In this clinical study, the central wavelength of the femtosecond excitation light is 1260 nm, longer than the 1230 nm. With a 105-MHz repetition rate, 100-mW radiation corresponds to a pulse energy of 0.95 nJ. In a previous neuron activity recording imaging by using three-photon microscopy in brain,²⁵ tightly focused 1300-nm light with 50-mW average power and 400-kHz repetition rate, corresponding to 125 nJ per pulse, was applied for continuous imaging with no reported damage in GFP-labeled animals. With less than 100 times pulse energy, if the nonlinear damage process is up to the fifth order, the nonlinear photodamage per pulse in our study will be $>(100)$⁵ times lower than this previous three-photon study and thus can be totally negligible, even after considering the fact that our system has 250 times more pulses per second. To compare with the previous embryo and mucosa studies at 1230 nm, in each imaged skin location, the total exposure time for acquiring one HGM image stack in this trial was around 28.6 to 35.7 s, corresponding to a total of 2.86 to $3.57\mathrm{J}/\text{exposure}$. With much lower total laser exposure on a similar wavelength, we thus do not expect photodamages.

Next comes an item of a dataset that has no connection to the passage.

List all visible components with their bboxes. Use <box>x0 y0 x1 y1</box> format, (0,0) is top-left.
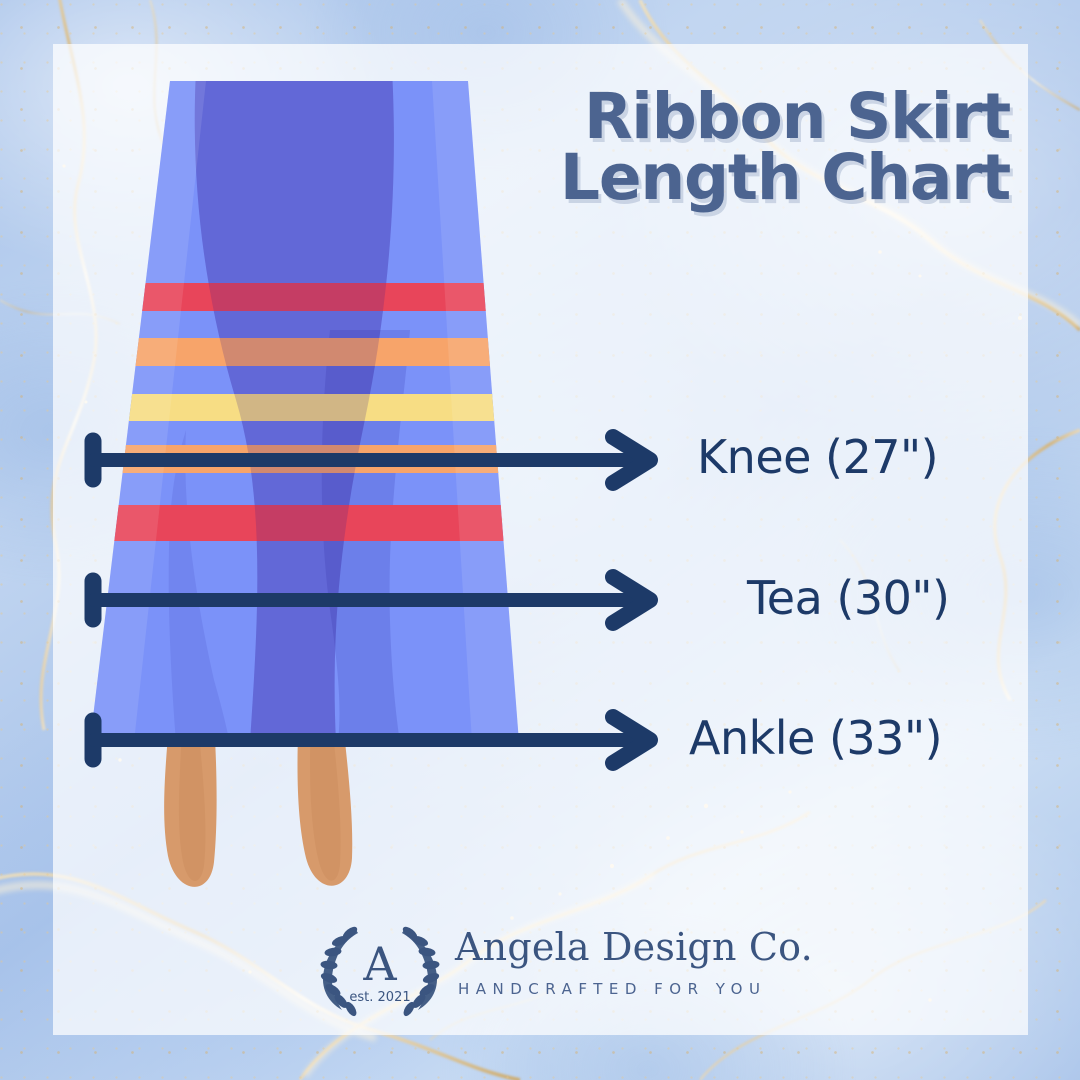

As a result, subjectively, the vitiligo patients do not feel any heat or discomfort on the 100 mW Cr:F laser-irradiated skin, and the dermatological skin examination immediately after HGM imaging reveals no erythema, pigmentation, crust, or vesicular formation. Objectively, during the course (less than 30 min) of real-time HGM imaging, there is no morphological alteration of epidermal cells or dermal structures, such as structural distortion or cellular burst. We have repeatedly performed imaging on the same cutaneous area, and the HGM morphology remains the same. We further conclude that there are no sensitive temperature changes above 42°C to 43°C to cause protein denaturation or noxious stimulation and thus would like to refer the HGM system as a noninvasive imaging system for vitiligo patients. Similar conclusions on the clinical study have been reported previously.^14,26,27

5.

Summary

Melanin is known to provide strong THG contrast in human skin. With a high concentration in the basal cell cytoplasm, THG contrast provided by melanin overshadows other THG sources in human skin studies. For better understanding of the THG signals in keratinocytes without the influence of melanin, an in vivo HGM study was first conducted on vitiliginous skin. As a result, the THG-brightness ratio between the melanin-lacking cytoplasm of basal cells and collagen fibers was measured to be 1.106 at the dermal–epidermal junctions of vitiliginous skin, indicating high sensitivity of THGM for the presence of melanin. We then applied HGM to assist the histopathological assessment of therapeutic efficacy of vitiligo. As a result, our study indicates the high potential of THGM to provide early and sensitive microscopic assessment on repigmentation treatment in vitiligo.